Se suele decir que el deporte es una escuela para la vida, entre otros motivos, porque enfrenta a quienes lo practican a adversidades ante las que no hay que rendirse. Desde lo que sabe del deporte, y de lo que fue aprendiendo con la vida, Iñaki entrena a los rugbiers de la división de menores de 15 años.

 

En un diálogo con Aleteia nos cuenta: “Intento demostrar con el ejemplo dando todo de mí en cada entrenamiento. A veces dejo mi salud de lado con tal de que los chicos entiendan el sacrificarse y ser dedicados. Con el tiempo entendí que cada chico es diferente, y hay que motivarlo de manera distinta. Disfruto buscando la manera de sacar el máximo de cada jugador. Lo aliento a dar lo mejor de sí sin importar el resultado. Más allá del rugby quiero que entiendan que nada es imposible si se trabaja duro y con el corazón”.

 

Quien entrena a los chicos de Deportiva Francesa es una persona que, como muchos otros que sufren lesiones de este tipo en distintas circunstancias de la vida, tiene que aprender de adulto gran parte de las cosas que intuitivamente se aprenden de muy niños. En algunos casos a caminar, a hablar, a tragar, a respirar.

 

Dependiendo de la persona y la lesión, las sesiones pueden durar varias horas diarias durante meses y años. Y los avances pueden tardar en verse… Pero hay que empezar con la recuperación, con las sesiones de rehabilitación.

 

Para dar esos primeros pasos que hoy dan y permiten frutos, Iñaki cree que las ganas de mejorar y desafiarse a sí mismo “fueron claves”. “Las ganas de superarme y el anhelo de mayor independencia fueron las principales razones. No sé hasta donde voy a recuperar pero quiero poder mirar atrás en el futuro y poder decir que hice todo lo posible por mejorar”, nos confiesa.

 

En ese camino, Iñaki no está solo. Y aclara: “La familia y los amigos son todo. Esas dos instituciones son lo que me ayudaron a llegar hasta el día de hoy. Sin mi familia y mis amigos no sería la persona que soy hoy”.

 

Ser entrenador de Deportiva Francesa es un desafío personal en el que de alguna manera plasma lo que va aprendiendo día a día en la vida, pero tiene sus especificidades y, pese a que lo había practicado toda su vida, el desafío de empezar algo nuevo, nuevamente, era mayúsculo.

 

“Siempre quise enseñar todo lo que no me enseñaron a mí. Hoy en día el rugby es mucho más global y el tener acceso a más recursos para aprender me hizo todo más fácil. En principio no tenía idea de cómo iba a hacer para entrenar sin moverme. Después entendí que tenía que saber mucho y tener una comunicación clara”.

 

Pero en los entrenamientos no está solo, e Iñaki respeta y agradece mucho a los jóvenes. “Los chicos que entreno hacen que todo sea más fácil. Me recibieron sin prejuicio desde el primer momento y me instaron a mejorar y ser mejor entrenador.
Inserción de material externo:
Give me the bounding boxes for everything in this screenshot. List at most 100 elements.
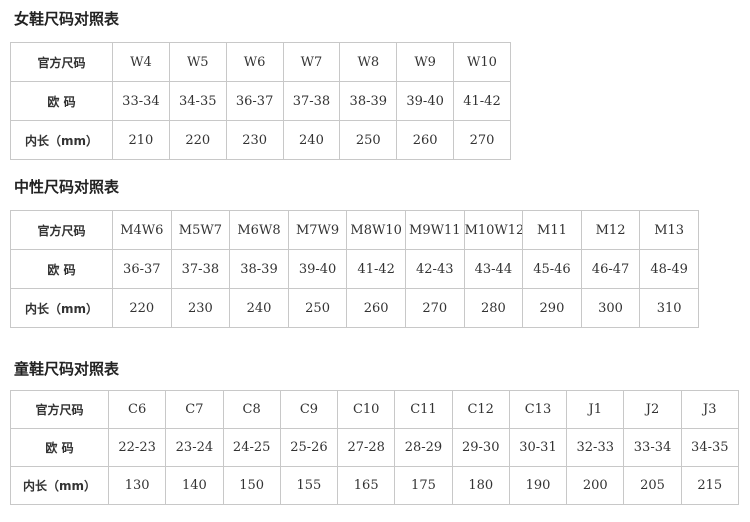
table-cell: M4W6: [112, 210, 172, 250]
table-cell: 260: [396, 120, 455, 160]
row-header: 内长（mm）: [10, 120, 113, 160]
table-cell: 28-29: [394, 428, 453, 467]
table-cell: 38-39: [339, 81, 398, 121]
table-cell: 27-28: [337, 428, 396, 467]
table-cell: 25-26: [279, 428, 339, 467]
row-header: 官方尺码: [10, 210, 113, 250]
table-row: 内长（mm） 130 140 150 155 165 175 180 190 200 205 215: [10, 466, 739, 505]
table-cell: 22-23: [107, 428, 167, 467]
table-body: 官方尺码 C6 C7 C8 C9 C10 C11 C12 C13 J1 J2 J3 欧 码 22-23 23…: [10, 390, 739, 505]
table-cell: C8: [222, 390, 281, 429]
table-cell: 220: [168, 120, 227, 160]
size-table: 官方尺码 W4 W5 W6 W7 W8 W9 W10 欧 码 33-34 34-35 36-37 37-…: [10, 42, 511, 160]
table-cell: 240: [229, 288, 289, 328]
table-cell: 190: [508, 466, 568, 505]
table-cell: 270: [453, 120, 511, 160]
table-cell: 165: [337, 466, 396, 505]
table-cell: 200: [566, 466, 625, 505]
table-cell: 140: [165, 466, 224, 505]
table-cell: 210: [112, 120, 170, 160]
table-cell: 43-44: [463, 249, 524, 289]
table-cell: 270: [404, 288, 465, 328]
table-cell: 32-33: [566, 428, 625, 467]
row-header: 内长（mm）: [10, 466, 109, 505]
table-row: 欧 码 22-23 23-24 24-25 25-26 27-28 28-29 29-30 30…: [10, 428, 739, 467]
table-cell: 150: [222, 466, 281, 505]
table-cell: 24-25: [222, 428, 281, 467]
table-cell: M12: [580, 210, 641, 250]
table-cell: 215: [680, 466, 739, 505]
table-cell: C12: [451, 390, 510, 429]
table-cell: 180: [451, 466, 510, 505]
table-cell: J3: [680, 390, 739, 429]
table-cell: W6: [225, 42, 284, 82]
table-cell: 250: [339, 120, 398, 160]
table-row: 内长（mm） 210 220 230 240 250 260 270: [10, 120, 511, 160]
section-title: 中性尺码对照表: [14, 178, 120, 196]
table-cell: 34-35: [168, 81, 227, 121]
table-cell: 33-34: [112, 81, 170, 121]
table-cell: 34-35: [680, 428, 739, 467]
table-row: 官方尺码 C6 C7 C8 C9 C10 C11 C12 C13 J1 J2 J3: [10, 390, 739, 429]
table-cell: M11: [522, 210, 582, 250]
table-cell: M5W7: [170, 210, 231, 250]
table-cell: 29-30: [451, 428, 510, 467]
table-cell: 220: [112, 288, 172, 328]
row-header: 欧 码: [10, 249, 113, 289]
table-cell: M13: [639, 210, 699, 250]
section-title: 童鞋尺码对照表: [14, 360, 120, 378]
table-cell: 260: [346, 288, 406, 328]
row-header: 内长（mm）: [10, 288, 113, 328]
table-cell: 37-38: [170, 249, 231, 289]
table-cell: W9: [396, 42, 455, 82]
table-cell: 42-43: [404, 249, 465, 289]
row-header: 官方尺码: [10, 390, 109, 429]
table-row: 官方尺码 W4 W5 W6 W7 W8 W9 W10: [10, 42, 511, 82]
table-cell: 48-49: [639, 249, 699, 289]
table-cell: C9: [279, 390, 339, 429]
table-cell: W10: [453, 42, 511, 82]
table-cell: 36-37: [225, 81, 284, 121]
table-row: 欧 码 36-37 37-38 38-39 39-40 41-42 42-43 43-44 45…: [10, 249, 699, 289]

El darte cuenta y sentir que influiste de manera positiva en la vida de alguien es todo para mí”.

 

Por eso Iñaki, además de entrenar rugby, escribe y comparte sus ideas en el blog Sueños sobre Ruedas. No lo hace para recibir elogios, aunque reconoce que es lindo ser apreciado. Él pretende inspirar. A todos.

 

“Mi meta es la de inspirar y hacer que cualquiera que lea o escuche tenga ganas de mejorar”, aclara. “Dejar su zona de confort y luchar por ese sueño que tiene postergado. Luchar por ese trabajo soñado. Luchar para salir de esa mala situación. Luchar por todo aquello que quieren”, pide, y enseña, Iñaki.  Sueña e inspira sobre ruedas.